Selective serotonin reuptake inhibitor use increases risk for patients hospitalized with stroke
MONDAY, May 9, 2016 (HealthDay News) — For patients with diabetes, preadmission selective serotonin reuptake inhibitor (SSRI) use is associated with increased risk of stroke mortality, according to a study published online May 3 in the Journal of Internal Medicine.
Morten Würtz, M.D., Ph.D., from Aarhus University Hospital in Denmark, and colleagues examined the correlation between preadmission SSRI use and mortality in patients with diabetes who were hospitalized due to stroke. Patients with diabetes from Denmark with first-time stroke-related hospitalizations and subsequent mortality were identified from population-based medical databases (12,620 patients). SSRI use was categorized as current, former, or nonuse based on redeemed prescriptions.
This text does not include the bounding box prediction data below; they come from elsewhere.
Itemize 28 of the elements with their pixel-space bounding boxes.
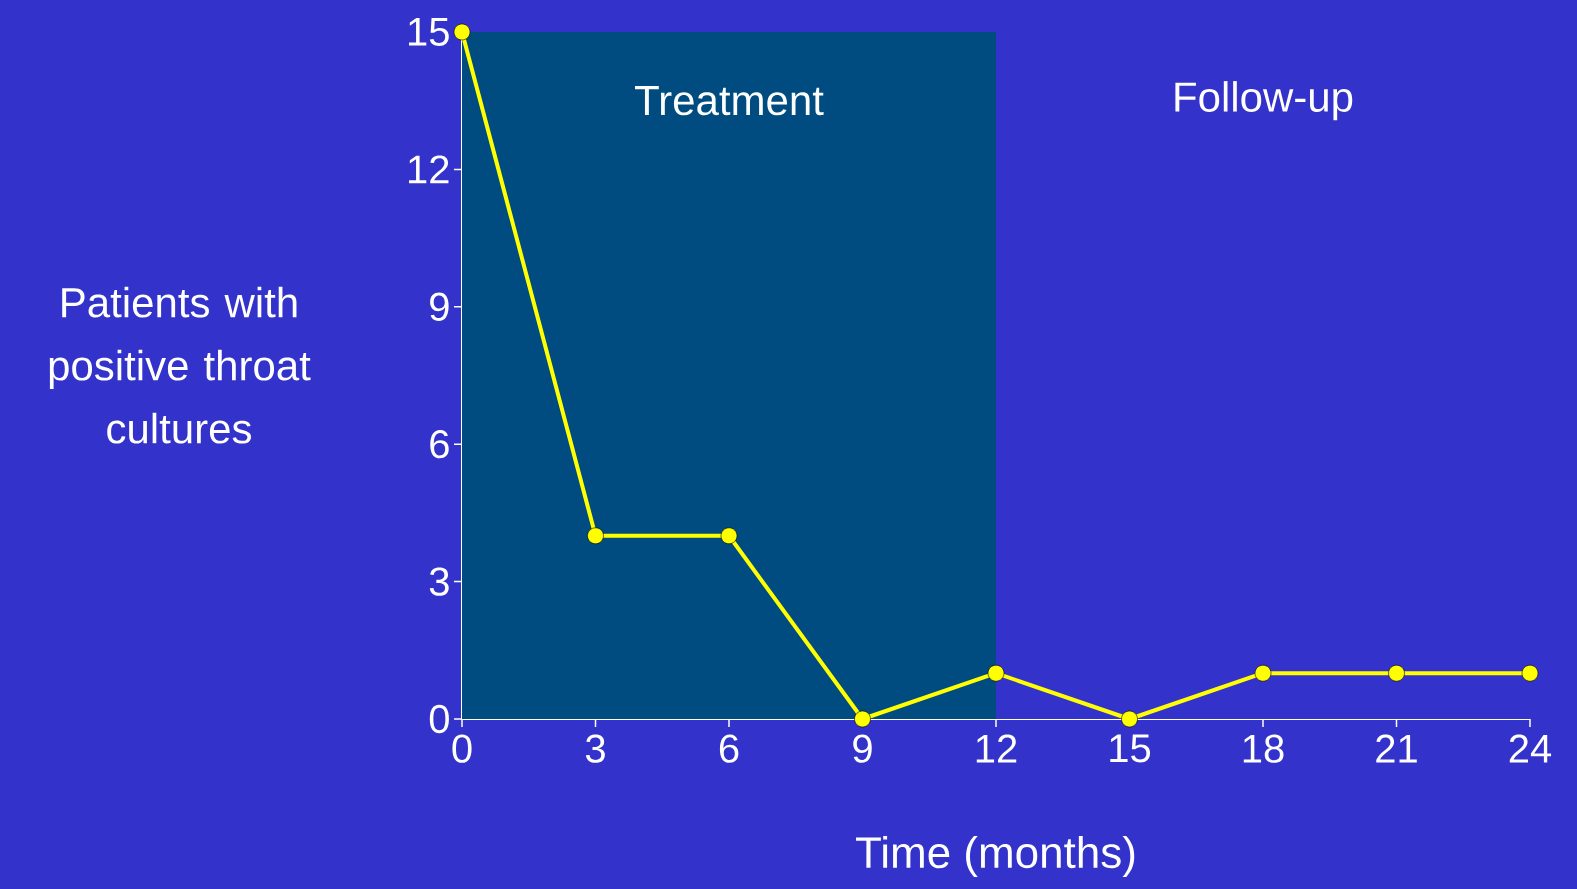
point [987, 664, 1005, 682]
point [1121, 710, 1138, 728]
x-axis-title: Time (months) [856, 835, 1135, 877]
x-tick-label: 12 [976, 734, 1017, 763]
x-tick-label: 24 [1509, 734, 1552, 763]
x-tick-label: 21 [1376, 734, 1417, 763]
band-label: Follow-up [1175, 81, 1353, 121]
y-tick-label: 6 [430, 430, 449, 459]
x-tick-label: 18 [1243, 734, 1284, 763]
point [720, 527, 738, 545]
y-tick-label: 0 [429, 704, 449, 734]
x-tick-label: 0 [452, 734, 472, 763]
band-label: Treatment [635, 86, 824, 116]
x-tick-label: 15 [1110, 734, 1151, 763]
y-tick-label: 15 [409, 18, 449, 46]
point [854, 710, 871, 728]
point [453, 23, 471, 41]
y-axis-title: Patients with positive throat cultures [49, 286, 311, 444]
y-tick-label: 9 [430, 292, 449, 321]
point [1254, 664, 1272, 682]
point [587, 527, 604, 545]
x-tick-label: 9 [853, 734, 872, 763]
x-tick-label: 3 [585, 734, 605, 763]
x-tick-label: 6 [719, 734, 739, 763]
point [1388, 664, 1405, 682]
y-tick-label: 3 [429, 567, 449, 596]
y-tick-label: 12 [409, 155, 449, 184]
point [1521, 664, 1539, 682]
The researchers found that 30-day stroke mortality was 15.8 percent among SSRI nonusers (10.4 percent for ischemic stroke, 41.8 percent for intracerebral stroke, and 27.3 percent for subarachnoid hemorrhage). Thirty-day stroke-mortality was 23.3 percent among current SSRI users (17.1 percent for ischemic stroke, 50.7 percent for intracerebral hemorrhage, and 28.6 percent for subarachnoid hemorrhage). Compared with nonuse, current SSRI use correlated with increased 30-day stroke mortality (adjusted mortality rate ratio [MRR], 1.3), with the highest risk for new users (MMR, 1.5). Increased mortality due to ischemic stroke was the driver behind overall stroke mortality, with adjusted MRRs of 1.3 and 1.7 for current and new users, respectively.
“In patients with diabetes, preadmission SSRI use was associated with increased mortality following ischemic stroke, compared with nonuse,” the authors write.
Various companies, including Novo Nordisk, provided research grants to Aarhus University.